The recognition came from the American Ornithologists’ Union (AOU), one of the world’s leading professional societies for bird study. For 130 years, the AOU has been promoting science and publishing the results of original research, and virtually all the professional ornithologists in the U.S. and Canada belong to the group. Basic membership is open to anyone with a serious interest in bird study, but there are two honorary levels of membership. Individuals may be chosen as Elective Members for “significant contributions to ornithology.” From among the Elective Members, a few are chosen as Fellows for “exceptional and sustained contributions to ornithology.”
On Aug. 17, at the group’s annual meeting in Chicago, Kenn Kaufman was one of 16 individuals added to the ranks of Fellows of the American Ornithologists’ Union.
Kaufman reports that he was surprised and pleased. “Most AOU Fellows are doing full-time research or teaching at the university level, or both,” he says. “My role has been different, since I mostly write about birds for the general public. But I always strive for accuracy and I have always promoted the idea of good research and good science, and I assume they took that into account.”
There are currently about 400 Fellows, Kaufman said, out of several thousand members of the American Ornithologists’ Union.
Kaufman writes regularly for several popular magazines, including Audubon, Birds & Blooms, BirdWatching, and Bird Watcher’s Digest. He is the author or coauthor of a dozen books, including the Kaufman Field Guide to Birds of North America, the Kaufman Field Guide to Advanced Birding, Lives of North American Birds, and a memoir, Kingbird Highway.

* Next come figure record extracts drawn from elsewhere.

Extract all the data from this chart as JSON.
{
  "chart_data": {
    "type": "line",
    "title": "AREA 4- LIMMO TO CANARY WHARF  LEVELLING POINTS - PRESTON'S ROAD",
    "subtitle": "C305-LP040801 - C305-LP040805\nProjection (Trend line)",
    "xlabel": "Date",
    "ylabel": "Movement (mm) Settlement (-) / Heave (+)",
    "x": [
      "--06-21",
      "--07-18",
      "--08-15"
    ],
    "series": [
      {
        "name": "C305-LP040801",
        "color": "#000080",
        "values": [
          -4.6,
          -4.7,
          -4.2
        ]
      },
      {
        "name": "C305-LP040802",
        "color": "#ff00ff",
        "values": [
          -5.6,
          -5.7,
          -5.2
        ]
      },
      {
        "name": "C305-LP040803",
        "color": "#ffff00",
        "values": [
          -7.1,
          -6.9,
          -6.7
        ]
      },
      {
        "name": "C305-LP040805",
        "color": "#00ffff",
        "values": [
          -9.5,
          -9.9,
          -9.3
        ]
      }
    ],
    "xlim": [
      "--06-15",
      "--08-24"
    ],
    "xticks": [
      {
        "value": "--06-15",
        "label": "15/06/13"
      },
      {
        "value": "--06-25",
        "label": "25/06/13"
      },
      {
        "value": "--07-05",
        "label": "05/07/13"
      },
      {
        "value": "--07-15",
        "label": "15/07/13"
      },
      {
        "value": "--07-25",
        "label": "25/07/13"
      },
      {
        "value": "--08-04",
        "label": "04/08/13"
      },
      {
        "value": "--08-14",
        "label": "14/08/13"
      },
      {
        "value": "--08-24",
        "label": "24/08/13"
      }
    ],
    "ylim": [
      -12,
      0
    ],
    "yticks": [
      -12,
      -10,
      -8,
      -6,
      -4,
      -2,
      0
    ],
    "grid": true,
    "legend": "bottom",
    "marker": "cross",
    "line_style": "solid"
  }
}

Dr. Andy Jones, Director of Science and Curator of Ornithology at the Cleveland Museum of Natural History, sent Kaufman a congratulatory note after the AOU’s announcement: “How could we ever try to quantify your impact on the study of birds? From your contributions to bird identification, to our understanding of bird distributions in North America, to popular literature on the science/sport/hobby/passion of birding, to inspiring the next generation of birders and ornithologists, you have had an outsized impact on the entire field of bird study.”
Since 2005, Mr. Kaufman has lived in Ottawa County, where he has been very active with the Black Swamp Bird Observatory (BSBO). His wife, Kimberly Kaufman, is BSBO’s executive director. The Kaufmans have been instrumental in the annual festival known as The Biggest Week In American Birding, which brings thousands of birders to northwestern Ohio every May.